2. The controversy involved in the present case is whether the de novo trial is obligatory with the change of the Special Judge who recorded the evidence or part of it but has not pronounced the judgment? Looking to the gravity of the offence and the punishment prescribed, the cases under the Essential Commodities Act are warrant cases but the warrant trial in these cases is dispensed with. Section 12-AA(1)(f) of the Act makes a provision for the trial of the cases under the Act by the Special Court in a summary manner. This Section further makes applicable the Sections 262 to 265 Cr. P.C. By virtue of Section 262 Cr.P.C. the procedure for trial of summons cases, contained in Chapter XX of the Code will apply for the trial of the cases under the Act. The Special Court under the Act has been left with no alternative but to proceed with the summary trial as Clause (1) of Sub-section (1) of Section 12-AA of the Act declares it as an imperative intent. In a summary trial when the accused does not plead guilty, the Court has to record the substance of the evidence and the judgment containing the brief statements of these facts. The general rule of trial is that the person who hears the entire case must give judgment. But a departure has been made by Section 326 Cr.P.C. This provision has been made in order to expedite the trial but this Section has not been made applicable in the cases of summary trials the record in such cases is scanty. The Succeeding Judge, therefore, cannot act on the evidence so recorded by his predecessor or partly recorded by his predecessor and partly recorded by himself and he has to hold a de novo trial.

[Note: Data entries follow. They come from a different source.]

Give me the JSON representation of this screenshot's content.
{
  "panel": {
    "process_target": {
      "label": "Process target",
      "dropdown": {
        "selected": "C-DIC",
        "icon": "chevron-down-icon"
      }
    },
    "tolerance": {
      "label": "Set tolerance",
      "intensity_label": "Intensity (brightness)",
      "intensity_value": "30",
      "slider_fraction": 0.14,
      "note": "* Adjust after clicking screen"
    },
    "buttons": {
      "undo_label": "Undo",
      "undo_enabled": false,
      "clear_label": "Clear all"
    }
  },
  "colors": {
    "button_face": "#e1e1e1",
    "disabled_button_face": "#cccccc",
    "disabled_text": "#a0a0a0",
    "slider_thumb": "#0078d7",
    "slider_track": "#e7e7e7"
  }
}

3. Speedy trial for determination of the guilt is the essence of criminal justice. In order to fulfil this object and to see that the trial should be concluded soon, the procedure of summary trial has been adopted for the trial of the cases under the Act but the frequent transfers of the presiding officers and the time taken in completion of the trial, the object, for which the summary trial was introduced has not been achieved and each time when there is a transfer of the presiding officer, there have to be a de novo trial. If while providing a trial of the offence as 'summary trial' in addition to it, a provision like proviso to Sub-section (1) of Section 16 of the Prevention of Food Adulteration Act would have been made in the Act authorising the Special Judge to decide at the commencement of the trial or during the course of it that a warrant trial should be conducted looking to the gravity of the offence then this problem of de novo trial on each transfer would not have arisen and Section 326 Cr. P.C. would have taken care of the situation. But the legislation is not the sphere of the Courts, and it is for the Legislature to decide what procedure is to be prescribed for the trial of the offences.
4. The law, as it stands today, gives no power to the succeeding Judge to proceed with the trial from the stage at which his predecessor had left it, as in view of Sub-section (3) of Section 326 Cr.P.C, the provisions of Section 326 Cr.P.C. are not applicable to summary trials. The succeeding Judge has, therefore, no option except to order for de novo trial. The learned Special Judge of the Essential Commodities Court, Jodhpur has, therefore, committed no illegality in ordering for de novo trial.
5. In the result, I do not find any merit in this revision petition and the same is hereby dismissed.